In terms of issues of respect--I do not respect you.  I gave you the benefit of the doubt, and obviously should not have.  

I'll make sure to pass along the terrible experience I've had with YogaSatiLife to everyone I know.

Emily

To which I received this response, right away:

Hi Emily,


I am very open, in  supporting, co creating and networking with many other wonderful people. 
Respectful communication and action is a very important foundation for collaboration.

I had received your request and was actually interested in connecting. I have been unable to respond as yet, having dealt with a family loss and keeping up with my own commitments.

My emails simply openly expressed what I felt about the situation of you taking the action of submitting an event, without receiving a response.
If you re read my emails, no animosity whatever has been expressed towards you.

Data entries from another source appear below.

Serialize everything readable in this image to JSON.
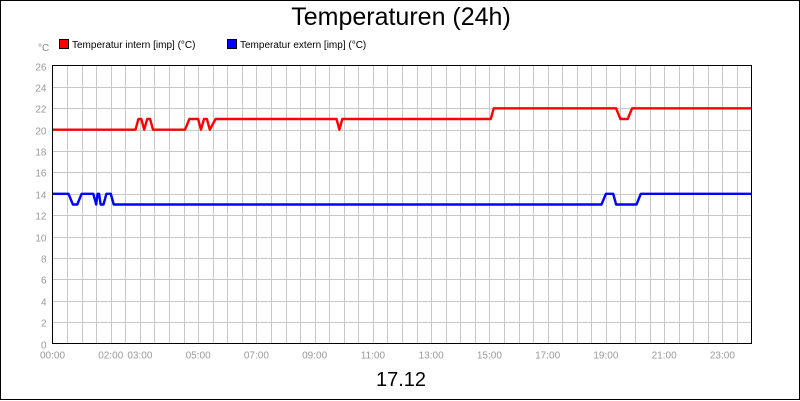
{
  "chart_data": {
    "type": "line",
    "title": "Temperaturen (24h)",
    "unit_label": "°C",
    "footer_label": "17.12",
    "xlim": [
      0,
      24
    ],
    "ylim": [
      0,
      26
    ],
    "y_ticks": [
      0,
      2,
      4,
      6,
      8,
      10,
      12,
      14,
      16,
      18,
      20,
      22,
      24,
      26
    ],
    "x_ticks": [
      {
        "t": 0,
        "label": "00:00"
      },
      {
        "t": 2,
        "label": "02:00"
      },
      {
        "t": 3,
        "label": "03:00"
      },
      {
        "t": 5,
        "label": "05:00"
      },
      {
        "t": 7,
        "label": "07:00"
      },
      {
        "t": 9,
        "label": "09:00"
      },
      {
        "t": 11,
        "label": "11:00"
      },
      {
        "t": 13,
        "label": "13:00"
      },
      {
        "t": 15,
        "label": "15:00"
      },
      {
        "t": 17,
        "label": "17:00"
      },
      {
        "t": 19,
        "label": "19:00"
      },
      {
        "t": 21,
        "label": "21:00"
      },
      {
        "t": 23,
        "label": "23:00"
      }
    ],
    "grid": true,
    "series": [
      {
        "name": "Temperatur intern [imp] (°C)",
        "color": "#ff0000",
        "points": [
          [
            0,
            20
          ],
          [
            2.85,
            20
          ],
          [
            2.95,
            21
          ],
          [
            3.05,
            21
          ],
          [
            3.15,
            20
          ],
          [
            3.25,
            21
          ],
          [
            3.35,
            21
          ],
          [
            3.45,
            20
          ],
          [
            4.55,
            20
          ],
          [
            4.7,
            21
          ],
          [
            5.0,
            21
          ],
          [
            5.1,
            20
          ],
          [
            5.2,
            21
          ],
          [
            5.3,
            21
          ],
          [
            5.4,
            20
          ],
          [
            5.6,
            21
          ],
          [
            9.75,
            21
          ],
          [
            9.85,
            20
          ],
          [
            9.95,
            21
          ],
          [
            15.05,
            21
          ],
          [
            15.15,
            22
          ],
          [
            19.35,
            22
          ],
          [
            19.5,
            21
          ],
          [
            19.75,
            21
          ],
          [
            19.9,
            22
          ],
          [
            24,
            22
          ]
        ]
      },
      {
        "name": "Temperatur extern [imp] (°C)",
        "color": "#0000ff",
        "points": [
          [
            0,
            14
          ],
          [
            0.55,
            14
          ],
          [
            0.7,
            13
          ],
          [
            0.85,
            13
          ],
          [
            1.0,
            14
          ],
          [
            1.4,
            14
          ],
          [
            1.5,
            13
          ],
          [
            1.55,
            14
          ],
          [
            1.6,
            14
          ],
          [
            1.65,
            13
          ],
          [
            1.75,
            13
          ],
          [
            1.85,
            14
          ],
          [
            2.0,
            14
          ],
          [
            2.1,
            13
          ],
          [
            18.85,
            13
          ],
          [
            19.0,
            14
          ],
          [
            19.25,
            14
          ],
          [
            19.35,
            13
          ],
          [
            20.05,
            13
          ],
          [
            20.2,
            14
          ],
          [
            24,
            14
          ]
        ]
      }
    ]
  }
}
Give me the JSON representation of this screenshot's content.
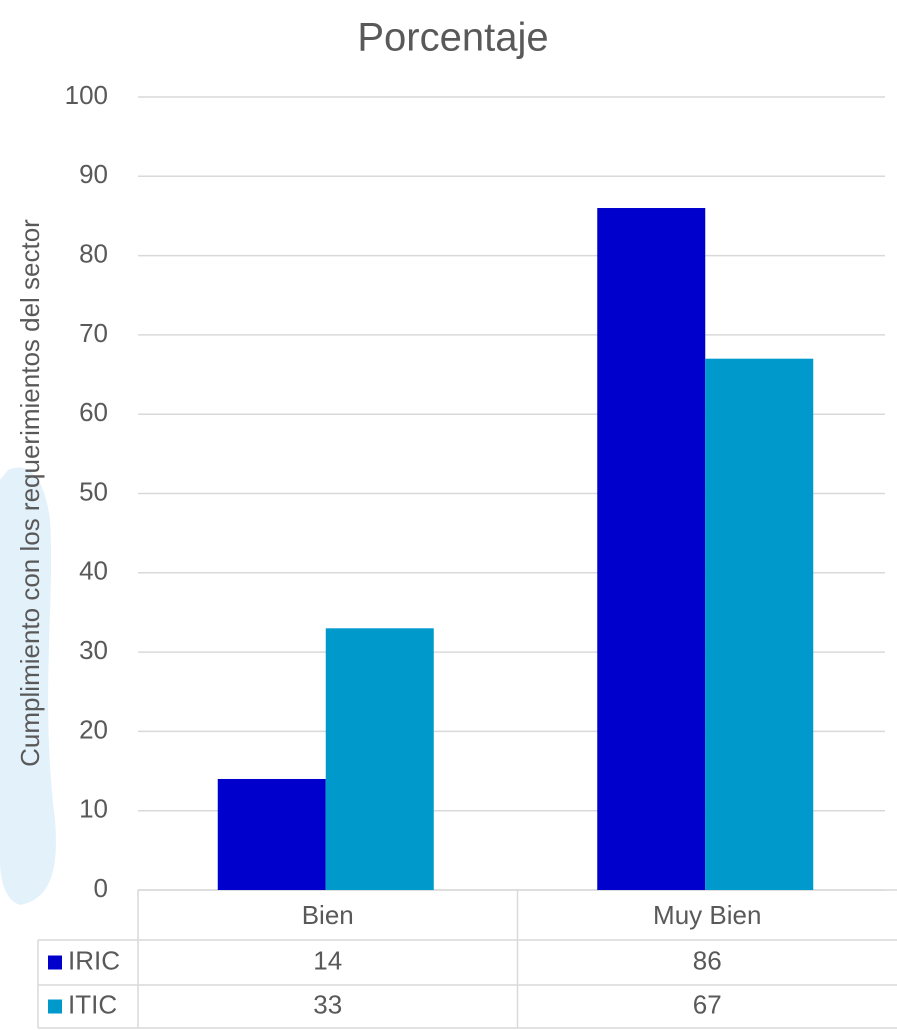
{
  "chart_data": {
    "type": "bar",
    "title": "Porcentaje",
    "y_label": "Cumplimiento con los requerimientos del sector",
    "categories": [
      "Bien",
      "Muy Bien"
    ],
    "series": [
      {
        "name": "IRIC",
        "color": "#0000cc",
        "values": [
          14,
          86
        ]
      },
      {
        "name": "ITIC",
        "color": "#0099cc",
        "values": [
          33,
          67
        ]
      }
    ],
    "ylim": [
      0,
      100
    ],
    "yticks": [
      0,
      10,
      20,
      30,
      40,
      50,
      60,
      70,
      80,
      90,
      100
    ],
    "grid": true
  }
}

However from your vindictive, judgemental and threatening response, I do not wish to collaborate with you.

Mirella

Can we say BACKPEDAL?!?!  Maybe we aren't reading the same emails, because when I go back and reread your emails, as you suggest, I find where you call me "disrespectful" and "way out of line." Is it even possible to read into that?  Because I was taking your insults at face value.  Glad we're finally on the same page with the fact that a collaboration isn't going to happen.  You clearly only want to promote your own yoga studio's paid events.  Sorry for stepping on your toes.

What do you think guys?  Am I missing something here {aside from the irony of this flame war starting over the topics of yoga & meditation, which is pretty ridic}?!

1 comment:

  1. This made me laugh out loud!! She sounds nuts :) I thought your responses were well written and to the point. Well done. Thanks for the laugh.